Project

General

Profile

Feature #6816

improve PreselectQuery.assembleHQL

Added by Constantin Asofiei over 1 year ago. Updated 4 months ago.

Status:
Internal Test
Priority:
Normal
Assignee:
Target version:
-
Start date:
Due date:
% Done:

100%

billable:
No
vendor_id:
GCD
version:

6816.patch Magnifier (5.17 KB) Radu Apetrii, 12/14/2022 04:20 AM

6816-2.patch Magnifier (24.4 KB) Radu Apetrii, 12/15/2022 08:28 AM

6129b-6816.patch Magnifier (24.5 KB) Radu Apetrii, 01/05/2023 06:25 AM

6129b-6816-2.patch Magnifier (5.32 KB) Radu Apetrii, 01/13/2023 06:21 AM

6129b-6816-2-fixed.patch Magnifier (5.67 KB) Radu Apetrii, 01/20/2023 06:52 AM

History

#1 Updated by Constantin Asofiei over 1 year ago

The code in PreselectQuery.assembleHQL appears in the profiler when testing very complex application APIs, in 6129a. In that case, it is called ~20k times, and it creates lots of objects. We need to make this more efficient both in terms of CPU speed and allocated objects.

#2 Updated by Alexandru Lungu over 1 year ago

  • Status changed from New to WIP
  • Assignee set to Radu Apetrii

#3 Updated by Alexandru Lungu over 1 year ago

For an initial check, I recommend implementing a very small suite of performance tests (~6) for PreselectQuery to test different aspects of HQL composition. Use ~10k preselect queries with very low iteration count (~2). Use temp-tables in:

  • 1 test with high number of selected fields (one big table, small where, no index)
  • 1 test with several joins (multiple small tables, small where, no indexes)
  • 2 tests with a large WHERE clause
    • one small table, large where clause, no index
    • one small table, where clause with placeholders (?), no index
  • 1 test with a large ORDER BY clause (some small tables, small where, multiple large indexes)
  • 1 overall test (multiple tables, large where clause, multiple large indexes)

For each of these tests, record the QUERY_ASSEMBLE JMX average time output. This should work as a baseline for your further improvements. Note that VisualVM can also hint the hotspots.
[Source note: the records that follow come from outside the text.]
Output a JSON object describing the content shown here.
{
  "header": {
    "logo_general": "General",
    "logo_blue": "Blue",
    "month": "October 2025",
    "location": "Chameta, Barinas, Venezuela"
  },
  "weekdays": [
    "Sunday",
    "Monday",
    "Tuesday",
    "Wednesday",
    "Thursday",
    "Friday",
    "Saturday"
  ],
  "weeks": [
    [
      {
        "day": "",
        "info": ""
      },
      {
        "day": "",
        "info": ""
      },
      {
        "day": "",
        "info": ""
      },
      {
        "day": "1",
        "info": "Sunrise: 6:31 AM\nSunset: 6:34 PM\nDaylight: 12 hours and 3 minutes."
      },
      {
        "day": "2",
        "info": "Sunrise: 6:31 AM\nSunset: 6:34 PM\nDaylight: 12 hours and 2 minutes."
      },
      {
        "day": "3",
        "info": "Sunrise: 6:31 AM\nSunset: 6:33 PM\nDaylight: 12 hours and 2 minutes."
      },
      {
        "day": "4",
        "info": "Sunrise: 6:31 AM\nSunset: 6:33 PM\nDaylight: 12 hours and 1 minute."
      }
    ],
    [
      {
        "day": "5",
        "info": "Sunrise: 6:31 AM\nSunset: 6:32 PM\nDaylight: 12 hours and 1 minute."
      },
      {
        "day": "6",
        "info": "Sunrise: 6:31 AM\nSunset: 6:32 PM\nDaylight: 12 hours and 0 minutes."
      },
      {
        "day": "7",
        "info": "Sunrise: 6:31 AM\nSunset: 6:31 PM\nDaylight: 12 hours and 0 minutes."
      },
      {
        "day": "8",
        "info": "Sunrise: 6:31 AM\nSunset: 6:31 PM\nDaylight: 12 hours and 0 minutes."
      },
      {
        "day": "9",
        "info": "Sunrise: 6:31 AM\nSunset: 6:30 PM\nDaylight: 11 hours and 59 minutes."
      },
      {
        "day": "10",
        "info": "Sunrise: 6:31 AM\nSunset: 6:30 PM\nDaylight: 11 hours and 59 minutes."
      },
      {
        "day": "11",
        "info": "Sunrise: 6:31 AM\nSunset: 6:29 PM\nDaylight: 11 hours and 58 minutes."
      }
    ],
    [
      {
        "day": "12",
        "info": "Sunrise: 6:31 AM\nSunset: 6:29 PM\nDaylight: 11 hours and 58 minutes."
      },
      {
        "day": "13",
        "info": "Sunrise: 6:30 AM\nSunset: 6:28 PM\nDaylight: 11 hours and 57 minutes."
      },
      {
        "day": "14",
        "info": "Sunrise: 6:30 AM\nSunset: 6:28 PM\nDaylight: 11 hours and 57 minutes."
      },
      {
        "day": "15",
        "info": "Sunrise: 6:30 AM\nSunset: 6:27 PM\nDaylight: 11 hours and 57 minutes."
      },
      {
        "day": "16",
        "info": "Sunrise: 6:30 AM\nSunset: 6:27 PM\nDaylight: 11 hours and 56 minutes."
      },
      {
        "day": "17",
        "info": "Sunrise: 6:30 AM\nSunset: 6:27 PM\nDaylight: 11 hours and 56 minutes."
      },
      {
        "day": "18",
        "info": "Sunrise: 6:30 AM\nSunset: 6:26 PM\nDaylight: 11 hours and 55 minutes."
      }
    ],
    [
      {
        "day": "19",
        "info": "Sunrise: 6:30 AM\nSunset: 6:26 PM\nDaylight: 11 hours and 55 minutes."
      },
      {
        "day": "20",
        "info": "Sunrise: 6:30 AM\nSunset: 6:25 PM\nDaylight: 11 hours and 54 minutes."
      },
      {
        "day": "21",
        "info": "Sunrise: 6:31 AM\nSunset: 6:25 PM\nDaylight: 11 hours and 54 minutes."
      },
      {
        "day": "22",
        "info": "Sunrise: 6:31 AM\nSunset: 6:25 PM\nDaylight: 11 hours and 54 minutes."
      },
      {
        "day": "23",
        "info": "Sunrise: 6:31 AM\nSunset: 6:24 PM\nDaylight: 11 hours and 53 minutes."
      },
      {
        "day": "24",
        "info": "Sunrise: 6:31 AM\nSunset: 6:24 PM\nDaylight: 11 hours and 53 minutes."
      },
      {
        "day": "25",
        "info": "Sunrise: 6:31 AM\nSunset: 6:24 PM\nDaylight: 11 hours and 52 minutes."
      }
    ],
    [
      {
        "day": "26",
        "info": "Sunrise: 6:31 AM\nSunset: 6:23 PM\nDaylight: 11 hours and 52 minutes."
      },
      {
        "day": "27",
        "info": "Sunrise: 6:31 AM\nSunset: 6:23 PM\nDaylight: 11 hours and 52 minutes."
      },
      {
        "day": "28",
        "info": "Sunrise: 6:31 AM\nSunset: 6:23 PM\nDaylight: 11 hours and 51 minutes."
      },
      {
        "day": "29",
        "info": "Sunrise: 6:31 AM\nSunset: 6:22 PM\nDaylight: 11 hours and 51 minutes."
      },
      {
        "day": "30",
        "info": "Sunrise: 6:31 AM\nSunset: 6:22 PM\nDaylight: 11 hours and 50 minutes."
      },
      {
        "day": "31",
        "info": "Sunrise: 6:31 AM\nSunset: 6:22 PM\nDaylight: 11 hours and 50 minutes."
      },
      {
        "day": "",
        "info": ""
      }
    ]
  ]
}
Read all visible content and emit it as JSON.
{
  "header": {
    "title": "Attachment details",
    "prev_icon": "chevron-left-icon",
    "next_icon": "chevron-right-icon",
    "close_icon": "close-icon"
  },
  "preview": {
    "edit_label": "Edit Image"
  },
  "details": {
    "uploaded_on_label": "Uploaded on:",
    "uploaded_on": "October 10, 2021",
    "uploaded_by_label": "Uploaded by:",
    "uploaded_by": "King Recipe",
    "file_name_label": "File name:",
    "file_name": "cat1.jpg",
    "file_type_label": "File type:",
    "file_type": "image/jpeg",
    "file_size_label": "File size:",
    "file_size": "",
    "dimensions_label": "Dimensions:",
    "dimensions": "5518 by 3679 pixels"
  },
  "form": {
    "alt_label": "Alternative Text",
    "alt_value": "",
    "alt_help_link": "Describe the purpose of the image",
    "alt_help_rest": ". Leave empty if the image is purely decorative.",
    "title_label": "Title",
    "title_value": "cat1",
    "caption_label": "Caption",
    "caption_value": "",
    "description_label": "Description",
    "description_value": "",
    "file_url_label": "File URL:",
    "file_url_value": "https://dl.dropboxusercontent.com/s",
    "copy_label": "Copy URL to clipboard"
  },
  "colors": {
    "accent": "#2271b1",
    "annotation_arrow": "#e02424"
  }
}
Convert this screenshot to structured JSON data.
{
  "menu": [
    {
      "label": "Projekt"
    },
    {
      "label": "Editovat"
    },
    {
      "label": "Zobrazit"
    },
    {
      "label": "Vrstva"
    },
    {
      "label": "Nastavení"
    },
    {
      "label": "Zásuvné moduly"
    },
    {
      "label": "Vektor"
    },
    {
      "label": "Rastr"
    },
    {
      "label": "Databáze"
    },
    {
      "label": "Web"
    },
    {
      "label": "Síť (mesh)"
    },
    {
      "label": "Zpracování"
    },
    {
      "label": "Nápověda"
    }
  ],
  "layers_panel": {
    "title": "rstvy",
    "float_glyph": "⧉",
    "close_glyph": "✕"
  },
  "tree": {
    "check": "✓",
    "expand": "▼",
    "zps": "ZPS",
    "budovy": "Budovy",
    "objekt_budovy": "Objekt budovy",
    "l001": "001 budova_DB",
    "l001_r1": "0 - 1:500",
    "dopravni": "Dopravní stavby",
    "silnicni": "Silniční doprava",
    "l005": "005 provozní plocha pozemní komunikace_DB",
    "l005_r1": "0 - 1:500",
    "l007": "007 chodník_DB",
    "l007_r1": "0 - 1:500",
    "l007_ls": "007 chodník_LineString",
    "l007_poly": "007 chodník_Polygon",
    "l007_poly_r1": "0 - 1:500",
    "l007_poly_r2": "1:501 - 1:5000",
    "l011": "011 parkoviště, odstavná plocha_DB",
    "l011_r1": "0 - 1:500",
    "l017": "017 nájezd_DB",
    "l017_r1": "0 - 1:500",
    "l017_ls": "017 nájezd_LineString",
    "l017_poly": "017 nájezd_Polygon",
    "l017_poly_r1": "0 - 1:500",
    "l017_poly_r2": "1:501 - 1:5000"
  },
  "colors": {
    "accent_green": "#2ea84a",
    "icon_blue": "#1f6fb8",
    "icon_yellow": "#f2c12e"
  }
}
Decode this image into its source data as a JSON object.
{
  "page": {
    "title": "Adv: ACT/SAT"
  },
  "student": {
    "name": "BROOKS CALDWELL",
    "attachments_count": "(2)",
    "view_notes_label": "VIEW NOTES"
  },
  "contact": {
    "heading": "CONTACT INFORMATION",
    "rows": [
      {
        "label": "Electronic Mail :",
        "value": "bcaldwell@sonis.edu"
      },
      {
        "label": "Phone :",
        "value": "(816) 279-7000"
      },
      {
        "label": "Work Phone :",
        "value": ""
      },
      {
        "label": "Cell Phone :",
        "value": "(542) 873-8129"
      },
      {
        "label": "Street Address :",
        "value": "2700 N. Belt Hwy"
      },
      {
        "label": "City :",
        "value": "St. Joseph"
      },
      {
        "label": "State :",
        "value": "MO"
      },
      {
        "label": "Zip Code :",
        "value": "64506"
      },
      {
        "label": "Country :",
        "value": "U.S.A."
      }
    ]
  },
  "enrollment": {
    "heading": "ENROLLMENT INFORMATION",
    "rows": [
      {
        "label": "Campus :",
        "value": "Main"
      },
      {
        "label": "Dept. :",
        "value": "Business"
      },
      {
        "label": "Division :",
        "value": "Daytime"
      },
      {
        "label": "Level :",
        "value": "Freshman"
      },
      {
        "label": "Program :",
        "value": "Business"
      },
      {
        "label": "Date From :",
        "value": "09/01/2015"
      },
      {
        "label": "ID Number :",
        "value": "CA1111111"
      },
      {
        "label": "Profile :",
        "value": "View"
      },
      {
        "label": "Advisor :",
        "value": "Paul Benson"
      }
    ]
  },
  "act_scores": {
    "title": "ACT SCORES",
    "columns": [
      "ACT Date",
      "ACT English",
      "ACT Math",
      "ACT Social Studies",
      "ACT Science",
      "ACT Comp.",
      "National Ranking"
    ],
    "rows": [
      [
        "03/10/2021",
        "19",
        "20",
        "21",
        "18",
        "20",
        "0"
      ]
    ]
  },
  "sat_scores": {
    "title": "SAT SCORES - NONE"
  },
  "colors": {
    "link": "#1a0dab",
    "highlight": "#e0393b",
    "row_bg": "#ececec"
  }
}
#4 Updated by Radu Apetrii over 1 year ago

After I did some investigation upon the PreselectQuery.assembleHQL function, two types of optimization occurred to me. The first one consists of small changes (e.g. replacing unnecessary function calls with a variable that contains the result). The second type is more of a "big deal" and I would like to know your opinion on this since it requires some time to implement.
The plan is to introduce a (double-layered) cache for the assembly of the hql. Thus, the process will work as follows:
  • Phase 1: first, the program will check if the hql can be retrieved immediately from the cache (all at once). If so, then there is no need to move to phase 2.
  • Phase 2: the program will check every function/method of the 5 (assembleOrderByClause, assembleSelectClause, etc.) and see if their result can be retrieved from the cache. The ones that cannot get their result from cache will move to phase 3.
  • Phase 3: call the function/method normally and store the result in the cache.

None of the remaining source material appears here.